Investors have few alternatives to equities
High equity valuations can be met with rising profits, rather than a market correction, but investors will need to moderate upside expectations and potentially look beyond U.S. stocks for more robust returns
The adage “sell in May and go away,” may be getting replaced by “buy in July and watch it fly,” if current market conditions are anything to go by.
As global stocks continue to break one record after another, some of the world’s biggest asset managers are suggesting that things are only just beginning, with BlackRock, State Street Global Markets, UBS Asset management and JPMorgan Asset Management all expecting equity markets to keep rising in the second half of this year.
Even more asset managers are looking beyond American shores for returns as a rebound in corporate earnings and persistent central bank support continue to buoy the equity rally.
As vaccinations continue in earnest, central banks maintaining accommodative monetary policy and fiscal support showing no signs of waning, there are few negative scenarios for equities right now.
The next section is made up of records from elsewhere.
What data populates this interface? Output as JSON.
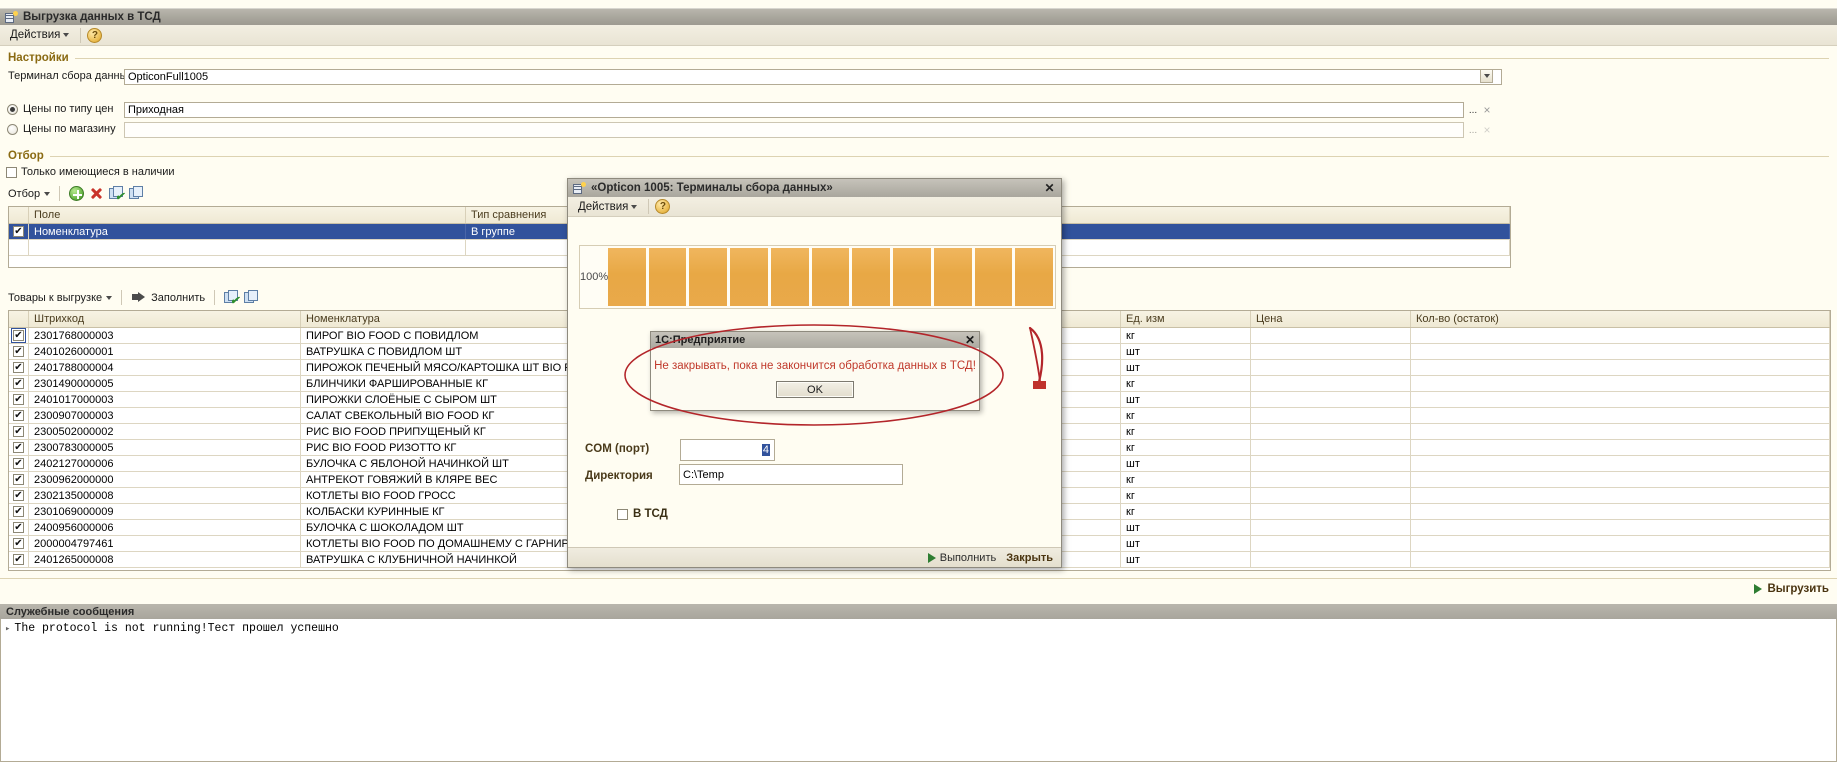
{
  "window": {
    "title": "Выгрузка данных в ТСД",
    "icon": "form-window-icon"
  },
  "menubar": {
    "actions_label": "Действия",
    "help_label": "?"
  },
  "settings": {
    "header": "Настройки",
    "terminal_label": "Терминал сбора данных:",
    "terminal_value": "OpticonFull1005",
    "price_by_type_label": "Цены по типу цен",
    "price_by_type_value": "Приходная",
    "price_by_shop_label": "Цены по магазину",
    "price_by_shop_value": "",
    "select_dots": "...",
    "clear_x": "×"
  },
  "filter": {
    "header": "Отбор",
    "only_in_stock_label": "Только имеющиеся в наличии",
    "only_in_stock_checked": false,
    "toolbar_label": "Отбор",
    "columns": [
      "Поле",
      "Тип сравнения"
    ],
    "rows": [
      {
        "checked": true,
        "field": "Номенклатура",
        "comparison": "В группе",
        "selected": true
      }
    ]
  },
  "goods": {
    "toolbar_label": "Товары к выгрузке",
    "fill_label": "Заполнить",
    "columns": [
      "Штрихкод",
      "Номенклатура",
      "Ед. изм",
      "Цена",
      "Кол-во (остаток)"
    ],
    "rows": [
      {
        "checked": true,
        "barcode": "2301768000003",
        "name": "ПИРОГ BIO FOOD С ПОВИДЛОМ",
        "unit": "кг",
        "price": "",
        "qty": ""
      },
      {
        "checked": true,
        "barcode": "2401026000001",
        "name": "ВАТРУШКА С ПОВИДЛОМ ШТ",
        "unit": "шт",
        "price": "",
        "qty": ""
      },
      {
        "checked": true,
        "barcode": "2401788000004",
        "name": "ПИРОЖОК ПЕЧЕНЫЙ МЯСО/КАРТОШКА ШТ BIO FOOD",
        "unit": "шт",
        "price": "",
        "qty": ""
      },
      {
        "checked": true,
        "barcode": "2301490000005",
        "name": "БЛИНЧИКИ ФАРШИРОВАННЫЕ КГ",
        "unit": "кг",
        "price": "",
        "qty": ""
      },
      {
        "checked": true,
        "barcode": "2401017000003",
        "name": "ПИРОЖКИ СЛОЁНЫЕ С СЫРОМ ШТ",
        "unit": "шт",
        "price": "",
        "qty": ""
      },
      {
        "checked": true,
        "barcode": "2300907000003",
        "name": "САЛАТ СВЕКОЛЬНЫЙ BIO FOOD КГ",
        "unit": "кг",
        "price": "",
        "qty": ""
      },
      {
        "checked": true,
        "barcode": "2300502000002",
        "name": "РИС BIO FOOD ПРИПУЩЕНЫЙ КГ",
        "unit": "кг",
        "price": "",
        "qty": ""
      },
      {
        "checked": true,
        "barcode": "2300783000005",
        "name": "РИС BIO FOOD РИЗОТТО КГ",
        "unit": "кг",
        "price": "",
        "qty": ""
      },
      {
        "checked": true,
        "barcode": "2402127000006",
        "name": "БУЛОЧКА С ЯБЛОНОЙ НАЧИНКОЙ ШТ",
        "unit": "шт",
        "price": "",
        "qty": ""
      },
      {
        "checked": true,
        "barcode": "2300962000000",
        "name": "АНТРЕКОТ ГОВЯЖИЙ В КЛЯРЕ ВЕС",
        "unit": "кг",
        "price": "",
        "qty": ""
      },
      {
        "checked": true,
        "barcode": "2302135000008",
        "name": "КОТЛЕТЫ BIO FOOD ГРОСС",
        "unit": "кг",
        "price": "",
        "qty": ""
      },
      {
        "checked": true,
        "barcode": "2301069000009",
        "name": "КОЛБАСКИ КУРИННЫЕ КГ",
        "unit": "кг",
        "price": "",
        "qty": ""
      },
      {
        "checked": true,
        "barcode": "2400956000006",
        "name": "БУЛОЧКА С ШОКОЛАДОМ ШТ",
        "unit": "шт",
        "price": "",
        "qty": ""
      },
      {
        "checked": true,
        "barcode": "2000004797461",
        "name": "КОТЛЕТЫ BIO FOOD ПО ДОМАШНЕМУ С ГАРНИРОМ",
        "unit": "шт",
        "price": "",
        "qty": ""
      },
      {
        "checked": true,
        "barcode": "2401265000008",
        "name": "ВАТРУШКА С КЛУБНИЧНОЙ НАЧИНКОЙ",
        "unit": "шт",
        "price": "",
        "qty": ""
      }
    ]
  },
  "bottom": {
    "upload_label": "Выгрузить"
  },
  "service_messages": {
    "header": "Служебные сообщения",
    "lines": [
      "The protocol is not running!Тест прошел успешно"
    ]
  },
  "opticon_dialog": {
    "title": "«Opticon 1005: Терминалы сбора данных»",
    "actions_label": "Действия",
    "help_label": "?",
    "close_label": "✕",
    "progress": {
      "label": "100%",
      "percent": 100,
      "segments": 11
    },
    "com_port_label": "COM (порт)",
    "com_port_value": "4",
    "directory_label": "Директория",
    "directory_value": "C:\\Temp",
    "to_tsd_label": "В ТСД",
    "to_tsd_checked": false,
    "execute_label": "Выполнить",
    "close_button_label": "Закрыть"
  },
  "message_box": {
    "title": "1С:Предприятие",
    "close_label": "✕",
    "text": "Не закрывать, пока не закончится обработка данных в ТСД!",
    "ok_label": "OK"
  },
  "colors": {
    "accent_orange": "#e9a94a",
    "header_gold": "#8a6a12",
    "selection_blue": "#31529c",
    "warning_red": "#c0392b",
    "annotation_red": "#b3252a"
  }
}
With German, Japanese and U.S. sovereign bond yields remaining lackluster, and credit spreads tightening to their lowest levels in over a decade, investors can’t be blamed for choosing to stick it out with equities.
And now that pent-up demand is being unleashed on economies, coupled with markets awash with cash, there is an incredible amount of liquidity looking to be parked somewhere.
But as more money chases fewer opportunities in stocks, the returns can be expected to moderate and the risks, increase.
Already, eight times the number of unprofitable companies on the S&P 500 have raised money through secondary share sales versus profitable ones.
But those capital raises may be just what the doctor ordered as expectations are high that many of these companies will see a sharp recovery in earnings as economies reopen.
Globally, profit expectations have bounced back to pre-pandemic levels and over half of S&P 500 companies have raised their full-year outlook over the past three months, one of the highest forecast corrections in over a decade.
At some stage of course, investors will start to scrutinize balance sheets and revenue forecasts more closely, looking for real evidence of a rebound and free cash flow, but for now at least, any non-zero number is a good place to start.
The only real risk now is that the new coronavirus variants defeat existing vaccines, but there is no sign of that yet.
And while there are signs that the European and U.S. economies are running red-hot, equities have often corrected in response to growth scares (a resurgent pandemic) or a large change in monetary policy (sudden tightening of credit conditions).
Stretched valuations are certainly a concern and will weigh on further gains, but these valuations will naturally start to rationalize as earnings improve, not necessarily as markets correct.